They would not be able to process the certification if they were not authorized to teach it. However, a student would not necessarily know that in advance.

In my case, I was going down to Bonaire for a class that was advertised as available by the dive shop that the responsible instructor was not actually authorized to teach. If I had not sensed that something was amiss, I would have traveled down there and found out too late, what the real situation was.

Later on when, I was attempting to take the Trimix Blender course, I asked PADI in advance who could teach that class in the area while I was on an extended layover in Florida. That took a fairly lengthy amount of time because of the way the instructor database is setup.
 
You have to look them as a TDI instructor. Once you find them, you can see the SDI courses that they can instruct. I think that almost all TDI instructors are also SDI instructors in some capacity.

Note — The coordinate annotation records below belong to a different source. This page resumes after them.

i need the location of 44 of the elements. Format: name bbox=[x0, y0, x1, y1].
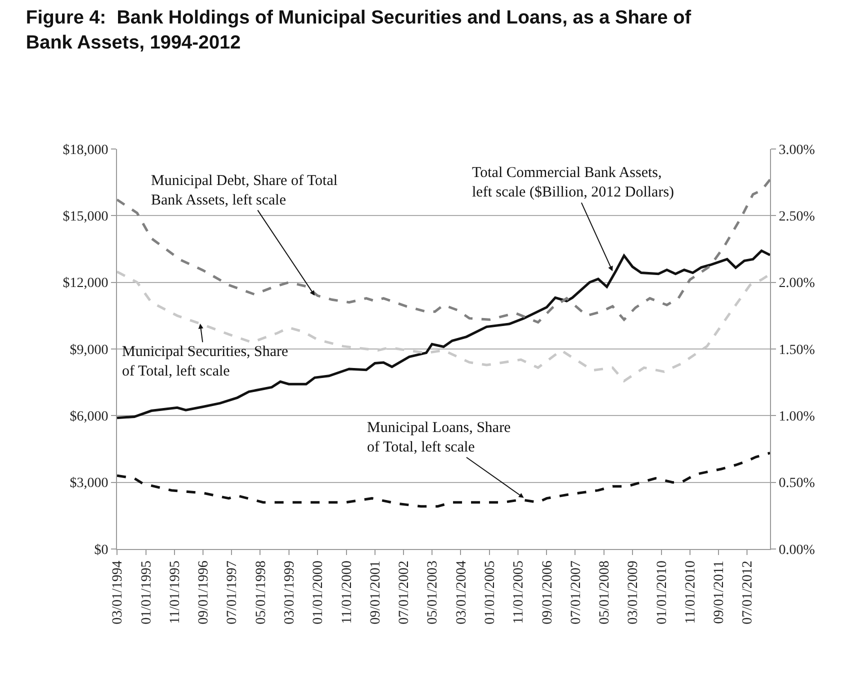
y-tick-label: $3,000 bbox=[70, 476, 108, 492]
x-tick-label: 09/01/2001 bbox=[368, 560, 384, 624]
y-tick-label: $12,000 bbox=[62, 276, 108, 292]
x-tick-label: 01/01/2000 bbox=[311, 560, 326, 624]
x-tick-label: 09/01/1996 bbox=[196, 560, 212, 624]
x-tick-label: 05/01/2008 bbox=[597, 560, 612, 624]
y-tick-label: $9,000 bbox=[70, 342, 108, 358]
y2-tick-label: 2.50% bbox=[778, 210, 816, 225]
x-tick-label: 07/01/2007 bbox=[568, 560, 584, 624]
x-tick-label: 11/01/1995 bbox=[168, 560, 183, 624]
y2-tick-label: 0.00% bbox=[778, 542, 816, 558]
x-tick-label: 03/01/2004 bbox=[454, 560, 470, 624]
y-tick-label: $18,000 bbox=[62, 142, 108, 158]
x-tick-label: 07/01/1997 bbox=[225, 560, 240, 624]
x-tick-label: 01/01/2010 bbox=[654, 560, 670, 624]
annotation: Municipal Debt, Share of Total Bank Assets, left scale bbox=[151, 173, 338, 208]
x-tick-label: 01/01/1995 bbox=[139, 560, 154, 624]
x-tick-label: 05/01/2003 bbox=[426, 560, 441, 624]
y2-tick-label: 0.50% bbox=[778, 476, 816, 492]
x-tick-label: 03/01/1999 bbox=[282, 560, 298, 624]
y-tick-label: $15,000 bbox=[62, 210, 108, 225]
x-tick-label: 09/01/2006 bbox=[540, 560, 556, 624]
annotation: Total Commercial Bank Assets, left scale ($Billion, 2012 Dollars) bbox=[472, 165, 674, 200]
x-tick-label: 11/01/2000 bbox=[340, 560, 355, 624]
x-tick-label: 01/01/2005 bbox=[483, 560, 498, 624]
chart-title: Figure 4: Bank Holdings of Municipal Securities and Loans, as a Share of Bank Assets, 1994-2012 bbox=[26, 8, 692, 54]
x-tick-label: 03/01/1994 bbox=[110, 560, 126, 624]
x-tick-label: 05/01/1998 bbox=[254, 560, 269, 624]
y2-tick-label: 1.50% bbox=[778, 342, 816, 358]
x-tick-label: 11/01/2010 bbox=[683, 560, 698, 624]
y2-tick-label: 1.00% bbox=[778, 410, 816, 425]
y-tick-label: $0 bbox=[94, 542, 108, 558]
y2-tick-label: 2.00% bbox=[778, 276, 816, 292]
x-tick-label: 07/01/2002 bbox=[396, 560, 412, 624]
y-tick-label: $6,000 bbox=[70, 410, 108, 425]
x-tick-label: 09/01/2011 bbox=[712, 560, 728, 624]
line-series bbox=[117, 270, 770, 382]
annotation: Municipal Securities, Share of Total, left scale bbox=[122, 344, 289, 380]
x-tick-label: 11/01/2005 bbox=[512, 560, 527, 624]
y2-tick-label: 3.00% bbox=[778, 142, 816, 158]
annotation: Municipal Loans, Share of Total, left scale bbox=[367, 420, 512, 456]
x-tick-label: 03/01/2009 bbox=[626, 560, 642, 624]
x-tick-label: 07/01/2012 bbox=[740, 560, 756, 624]
line-series bbox=[117, 250, 770, 420]
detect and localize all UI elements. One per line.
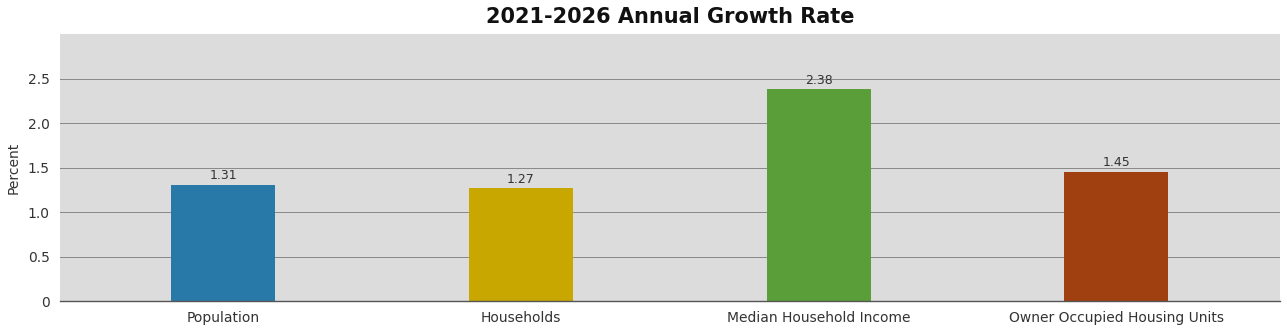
Text: 1.27: 1.27: [507, 173, 535, 186]
Bar: [767, 89, 871, 301]
Bar: [1064, 172, 1169, 301]
Text: 1.45: 1.45: [1103, 156, 1130, 169]
Bar: [468, 188, 573, 301]
Y-axis label: Percent: Percent: [6, 141, 21, 194]
Text: 1.31: 1.31: [210, 169, 237, 182]
Text: 2.38: 2.38: [804, 74, 833, 87]
Bar: [171, 185, 275, 301]
Title: 2021-2026 Annual Growth Rate: 2021-2026 Annual Growth Rate: [485, 7, 855, 27]
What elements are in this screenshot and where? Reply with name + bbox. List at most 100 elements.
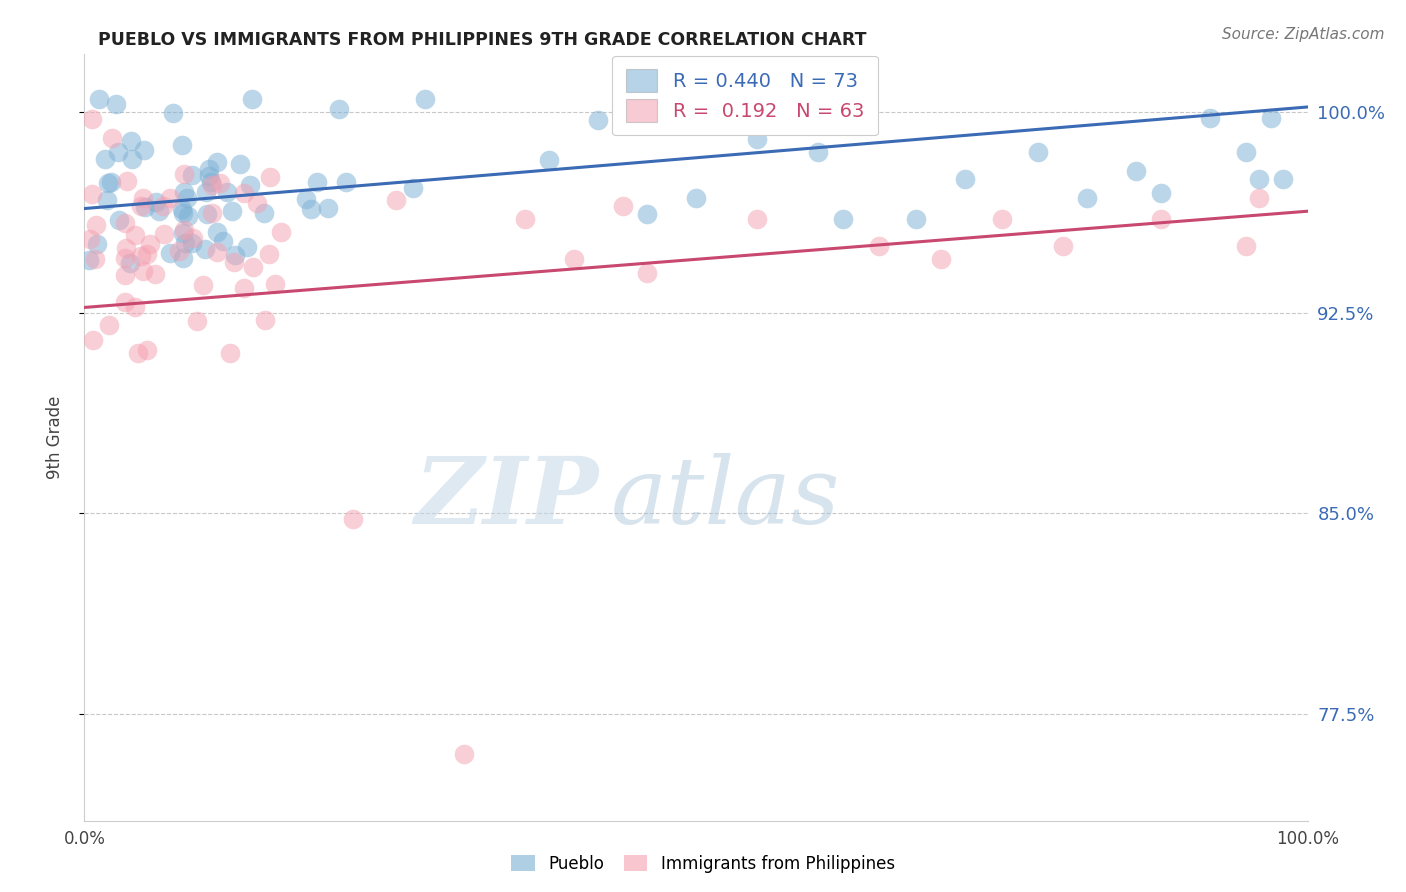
Point [991, 212, 1014, 227]
Point [384, 194, 406, 208]
Point [191, 277, 214, 292]
Point [181, 169, 204, 183]
Point [104, 97, 127, 112]
Legend: R = 0.440   N = 73, R =  0.192   N = 63: R = 0.440 N = 73, R = 0.192 N = 63 [612, 55, 877, 136]
Point [1198, 111, 1220, 125]
Point [307, 175, 329, 189]
Point [177, 209, 200, 223]
Point [218, 346, 240, 360]
Point [100, 175, 122, 189]
Point [224, 248, 246, 262]
Point [562, 252, 585, 267]
Point [224, 255, 246, 269]
Legend: Pueblo, Immigrants from Philippines: Pueblo, Immigrants from Philippines [505, 848, 901, 880]
Point [173, 167, 195, 181]
Point [132, 264, 155, 278]
Point [211, 234, 233, 248]
Point [195, 206, 218, 220]
Point [94, 152, 117, 166]
Point [270, 225, 292, 239]
Point [586, 113, 609, 128]
Point [173, 223, 195, 237]
Point [124, 227, 146, 242]
Point [193, 242, 215, 256]
Point [129, 199, 152, 213]
Point [1150, 212, 1173, 227]
Point [172, 206, 194, 220]
Point [263, 277, 285, 292]
Point [172, 202, 194, 216]
Point [162, 106, 184, 120]
Point [129, 249, 152, 263]
Point [328, 102, 350, 116]
Point [124, 301, 146, 315]
Point [257, 246, 280, 260]
Point [299, 202, 322, 216]
Point [135, 247, 157, 261]
Point [107, 145, 129, 160]
Point [1272, 172, 1295, 186]
Point [201, 205, 224, 219]
Point [114, 252, 136, 266]
Point [127, 346, 149, 360]
Point [242, 260, 264, 274]
Point [240, 92, 263, 106]
Point [134, 200, 156, 214]
Point [747, 132, 769, 146]
Point [205, 225, 228, 239]
Point [831, 212, 853, 227]
Point [253, 312, 276, 326]
Point [152, 199, 174, 213]
Point [89, 92, 111, 106]
Point [132, 144, 155, 158]
Point [139, 236, 162, 251]
Point [82, 112, 104, 127]
Point [181, 235, 204, 250]
Point [318, 201, 340, 215]
Point [335, 175, 357, 189]
Point [402, 181, 425, 195]
Point [215, 185, 238, 199]
Point [118, 256, 141, 270]
Point [807, 145, 830, 160]
Point [172, 251, 194, 265]
Point [114, 216, 136, 230]
Point [173, 185, 195, 199]
Point [186, 314, 208, 328]
Point [120, 134, 142, 148]
Point [201, 178, 224, 193]
Point [1236, 239, 1258, 253]
Point [115, 241, 138, 255]
Text: ZIP: ZIP [413, 453, 598, 543]
Point [1150, 186, 1173, 200]
Point [83, 252, 105, 267]
Point [1236, 145, 1258, 160]
Point [131, 191, 153, 205]
Point [259, 169, 281, 184]
Point [453, 747, 475, 761]
Text: PUEBLO VS IMMIGRANTS FROM PHILIPPINES 9TH GRADE CORRELATION CHART: PUEBLO VS IMMIGRANTS FROM PHILIPPINES 9T… [98, 31, 868, 49]
Point [153, 227, 176, 241]
Point [342, 511, 364, 525]
Point [205, 155, 228, 169]
Point [747, 212, 769, 227]
Y-axis label: 9th Grade: 9th Grade [45, 395, 63, 479]
Point [82, 333, 104, 347]
Point [953, 172, 976, 186]
Point [84, 218, 107, 232]
Point [114, 268, 136, 283]
Point [221, 203, 243, 218]
Point [233, 281, 256, 295]
Point [1247, 172, 1270, 186]
Point [1052, 239, 1074, 253]
Point [159, 191, 181, 205]
Point [114, 294, 136, 309]
Point [121, 152, 143, 166]
Point [295, 192, 318, 206]
Point [205, 245, 228, 260]
Point [1028, 145, 1050, 160]
Point [239, 178, 262, 193]
Point [538, 153, 561, 168]
Text: atlas: atlas [610, 453, 839, 543]
Point [513, 212, 536, 227]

That’s helpful, but useless if you’re trying to look up a SDI instructor who is NOT also a TDI instructor.
 
They would not be able to process the certification if they were not authorized to teach it. However, a student would not necessarily know that in advance.

In my case, I was going down to Bonaire for a class that was advertised as available by the dive shop that the responsible instructor was not actually authorized to teach. If I had not sensed that something was amiss, I would have traveled down there and find out too late, what the real situation was.
I would support more transparency from the industry.